An eastern European classic meets an east Asian staple. The traditional aromatics, like cinnamon, nutmeg, pepper, have been replaced by their sweet, fragrant Chinese counterparts.
- ½ cup (1 package) cream cheese, softened
- ½ cup plus 4 Tbsp (2 1/2 sticks) unsalted butter, softened
- 1 cup all-purpose flour
- ¼ tsp salt
- 1 cup white sugar
- 1 tsp chinese five-spice, ground
- ½ cup walnuts, chopped
- ½ cup jam
- In a large metal bowl, combine cream cheese and ½ cup butter until smooth (use an electric mixer or mix it by hand).
- Slowly stir in the flour and salt until the mixture is well combined but not uniform. Wrap the dough in plastic and chill for at least 2 hours or overnight.
- Preheat oven to 375 °F.
- Pour sugar in a pan and turn heat on medium-low. Slowly melt the sugar, stirring often with a wooden or metal spoon. When it is liquid, add ground spices and 2 Tbsp. butter. Toss the walnuts in the butter/sugar mixture until they are coated evenly. Lay them out on a piece of aluminum foil to cool. When cool, chop roughly.

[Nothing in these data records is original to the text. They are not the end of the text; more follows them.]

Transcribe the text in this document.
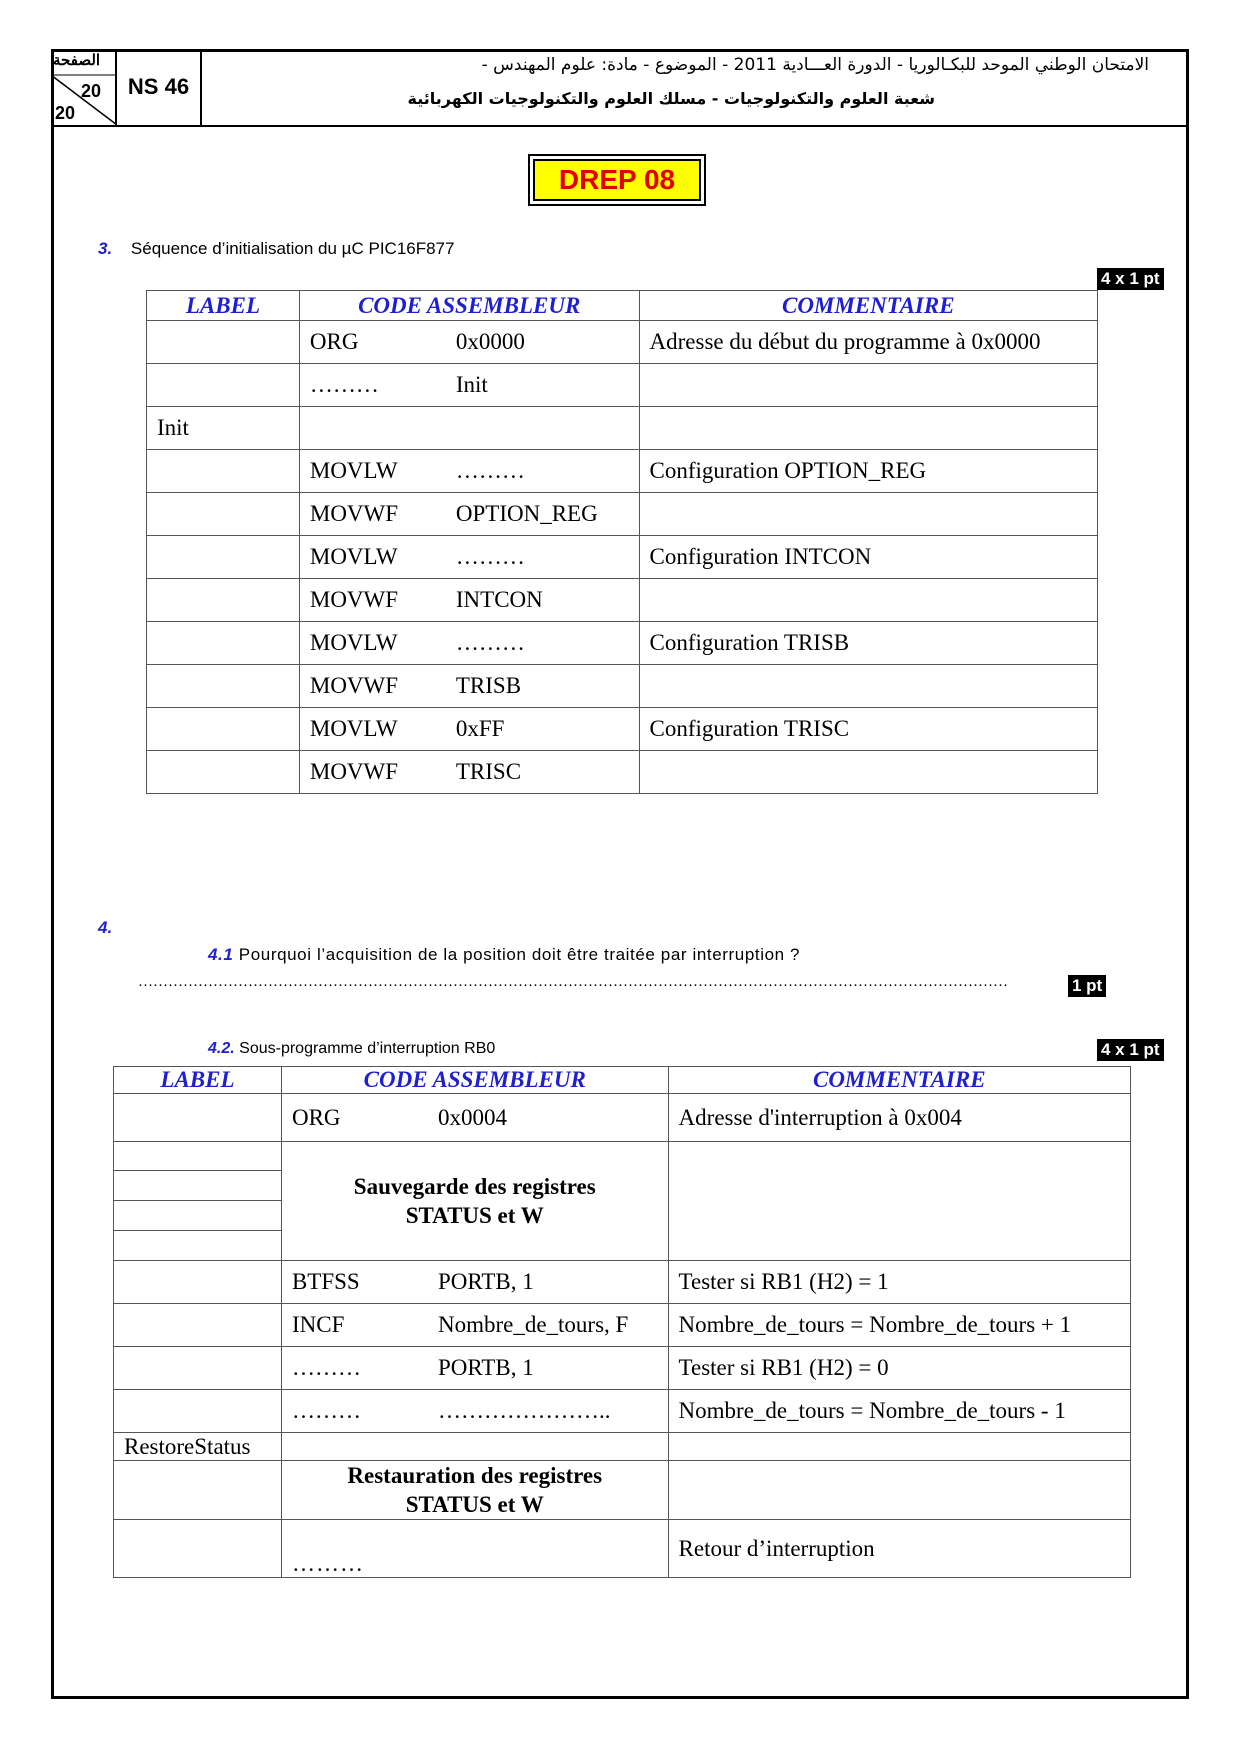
الصفحة
20
20
NS 46
الامتحان الوطني الموحد للبكـالوريا - الدورة العـــادية 2011 - الموضوع - مادة: علوم المهندس -
شعبة العلوم والتكنولوجيات - مسلك العلوم والتكنولوجيات الكهربائية
DREP 08
3. Séquence d’initialisation du µC PIC16F877
4 x 1 pt
LABEL	CODE ASSEMBLEUR	COMMENTAIRE
	ORG 0x0000	Adresse du début du programme à 0x0000
	……… Init	
Init		
	MOVLW ………	Configuration OPTION_REG
	MOVWF OPTION_REG	
	MOVLW ………	Configuration INTCON
	MOVWF INTCON	
	MOVLW ………	Configuration TRISB
	MOVWF TRISB	
	MOVLW 0xFF	Configuration TRISC
	MOVWF TRISC	
4.
4.1 Pourquoi l’acquisition de la position doit être traitée par interruption ?
…………………………………………………………………………………………………………………………………………………………	1 pt
4.2. Sous-programme d’interruption RB0	4 x 1 pt
LABEL	CODE ASSEMBLEUR	COMMENTAIRE
	ORG 0x0004	Adresse d'interruption à 0x004

	Sauvegarde des registres
STATUS et W	

	BTFSS PORTB, 1	Tester si RB1 (H2) = 1
	INCF Nombre_de_tours, F	Nombre_de_tours = Nombre_de_tours + 1
	……… PORTB, 1	Tester si RB1 (H2) = 0
	……… …………………..	Nombre_de_tours = Nombre_de_tours - 1
RestoreStatus		

	Restauration des registres
STATUS et W	

	………	Retour d’interruption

- Remove the dough from the fridge.
- On a clean, lightly floured surface, roll out the dough into an 8 by 10 inch rectangle. Transfer to a baking sheet lined with parchment paper.
- Spread the jam along the long edge of the dough, covering only one half. Make sure to leave a margin of at least a ½ inch on each side. Sprinkle the chopped walnuts over the jam.
- Roll the strudel, lengthwise, all the way to the edge. Pinch the sides to close. Brush with 1 Tbsp. melted butter. Cut a few slits on the top of the strudel.
- Put the strudel in the oven and bake for 25-30 minutes until brown. Brush with the remaining butter periodically.
- Remove from the oven, let cool, and slice into rounds.